SMTP_SERVER = 'smtp.gmail.com'
SMTP_PORT = 587
sender = 'Sender#gmail.com'
password = "Sender'sPassword"
recipient = [i.strip() for i in mails.readlines()]
subject = 'Python (-++-) Test'
message = 'Images attached.'
def main():
msg = MIMEMultipart()
msg['Subject'] = 'Python (-++-) Test'
msg['To'] = recipient
msg['From'] = sender
files = os.listdir(directory)
pngsearch = re.compile(".png", re.IGNORECASE)
files = filter(pngsearch.search, files)
for filename in files:
path = os.path.join(directory, filename)
if not os.path.isfile(path):
continue
img = MIMEImage(open(path, 'rb').read(), _subtype="png")
img.add_header('Content-Disposition', 'attachment', filename=filename)
msg.attach(img)
part = MIMEText('text', "plain")
part.set_payload(message)
msg.attach(part)
session = smtplib.SMTP(SMTP_SERVER, SMTP_PORT)
session.ehlo()
session.starttls()
session.ehlo
session.login(sender, password)
session.sendmail(sender, recipient, msg.as_string())
session.quit()
if __name__ == '__main__':
main()
You want to double-check your recipients code.

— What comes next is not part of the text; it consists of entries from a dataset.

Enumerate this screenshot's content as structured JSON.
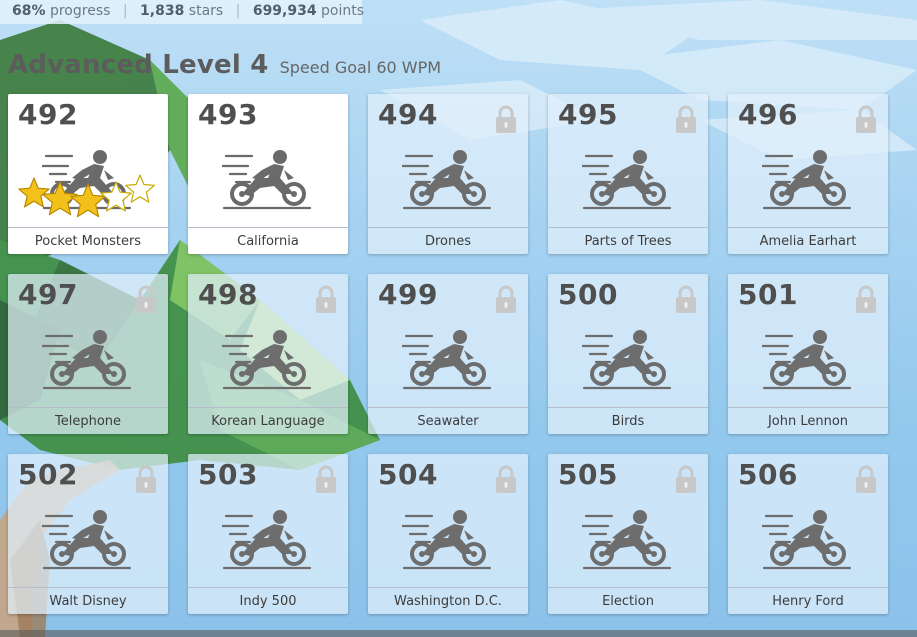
{
  "progress": {
    "percent": "68%",
    "percent_word": "progress",
    "stars": "1,838",
    "stars_word": "stars",
    "points": "699,934",
    "points_word": "points",
    "separator": "|"
  },
  "level": {
    "title": "Advanced Level 4",
    "subtitle": "Speed Goal 60 WPM"
  },
  "lessons": [
    {
      "number": "492",
      "name": "Pocket Monsters",
      "locked": false,
      "stars": 3
    },
    {
      "number": "493",
      "name": "California",
      "locked": false,
      "stars": 0
    },
    {
      "number": "494",
      "name": "Drones",
      "locked": true
    },
    {
      "number": "495",
      "name": "Parts of Trees",
      "locked": true
    },
    {
      "number": "496",
      "name": "Amelia Earhart",
      "locked": true
    },
    {
      "number": "497",
      "name": "Telephone",
      "locked": true
    },
    {
      "number": "498",
      "name": "Korean Language",
      "locked": true
    },
    {
      "number": "499",
      "name": "Seawater",
      "locked": true
    },
    {
      "number": "500",
      "name": "Birds",
      "locked": true
    },
    {
      "number": "501",
      "name": "John Lennon",
      "locked": true
    },
    {
      "number": "502",
      "name": "Walt Disney",
      "locked": true
    },
    {
      "number": "503",
      "name": "Indy 500",
      "locked": true
    },
    {
      "number": "504",
      "name": "Washington D.C.",
      "locked": true
    },
    {
      "number": "505",
      "name": "Election",
      "locked": true
    },
    {
      "number": "506",
      "name": "Henry Ford",
      "locked": true
    }
  ],
  "icons": {
    "lock": "lock-icon",
    "bike": "motorcycle-rider-icon",
    "star": "star-icon"
  },
  "colors": {
    "star_filled": "#f2c21b",
    "star_empty": "#ffffff",
    "icon_gray": "#6a6a6a",
    "lock_gray": "#c8c8c8"
  }
}
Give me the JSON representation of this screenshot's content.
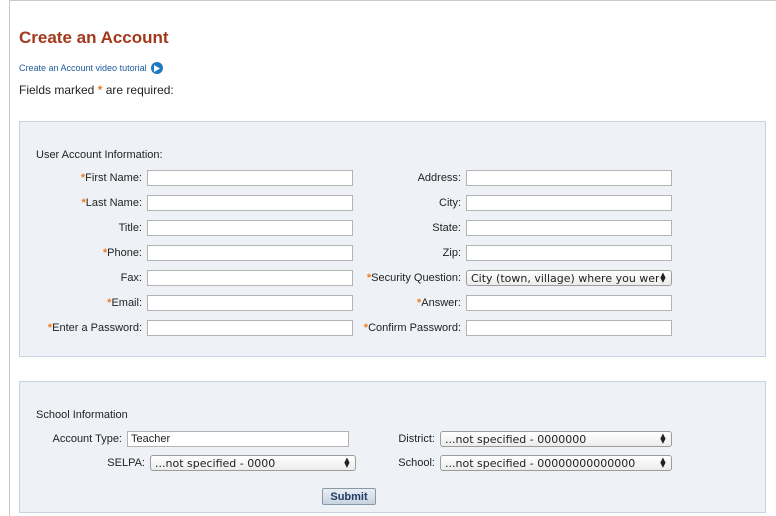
{
  "page": {
    "title": "Create an Account",
    "video_link": "Create an Account video tutorial",
    "required_note_prefix": "Fields marked",
    "required_star": "*",
    "required_note_suffix": "are required:"
  },
  "user_info": {
    "heading": "User Account Information:",
    "left_fields": [
      {
        "label": "First Name:",
        "required": true,
        "value": ""
      },
      {
        "label": "Last Name:",
        "required": true,
        "value": ""
      },
      {
        "label": "Title:",
        "required": false,
        "value": ""
      },
      {
        "label": "Phone:",
        "required": true,
        "value": ""
      },
      {
        "label": "Fax:",
        "required": false,
        "value": ""
      },
      {
        "label": "Email:",
        "required": true,
        "value": ""
      },
      {
        "label": "Enter a Password:",
        "required": true,
        "value": ""
      }
    ],
    "right_fields": [
      {
        "label": "Address:",
        "required": false,
        "value": ""
      },
      {
        "label": "City:",
        "required": false,
        "value": ""
      },
      {
        "label": "State:",
        "required": false,
        "value": ""
      },
      {
        "label": "Zip:",
        "required": false,
        "value": ""
      },
      {
        "label": "Security Question:",
        "required": true,
        "value": "City (town, village) where you were"
      },
      {
        "label": "Answer:",
        "required": true,
        "value": ""
      },
      {
        "label": "Confirm Password:",
        "required": true,
        "value": ""
      }
    ]
  },
  "school_info": {
    "heading": "School Information",
    "account_type_label": "Account Type:",
    "account_type_value": "Teacher",
    "selpa_label": "SELPA:",
    "selpa_value": "...not specified - 0000",
    "district_label": "District:",
    "district_value": "...not specified - 0000000",
    "school_label": "School:",
    "school_value": "...not specified - 00000000000000",
    "submit_label": "Submit"
  },
  "colors": {
    "title": "#a3391a",
    "required_star": "#f07a1a",
    "link": "#1f5b99",
    "panel_bg": "#eef2f7"
  },
  "icons": {
    "video": "play-circle-icon",
    "select_arrows": "up-down-arrows-icon"
  }
}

It looks like you're trying to consume the contents of the file more than once, which won't work--the file objects should be understood as a stream, not a block of data, so once you've done f.read() or [i.strip() for i in mails.readlines()] one time, that stream is empty, so doing it a second time is going to produce an empty list. You should check this yourself by printing recipient
then try this:
mails = open('/path/emails.txt','r+')
#mailList = mails.read()
#mailList = [i.strip() for i in mails.readlines()]
directory = "/path/Desktop/"
SMTP_SERVER = 'smtp.gmail.com'
SMTP_PORT = 587
sender = 'Sender#gmail.com'
password = "Sender'sPassword"
recipient = [i.strip() for i in mails.readlines()]
print(recipient)
subject = 'Python (-++-) Test'
message = 'Images attached.'
Now you should have the a populated recipient list, and on to the next issue!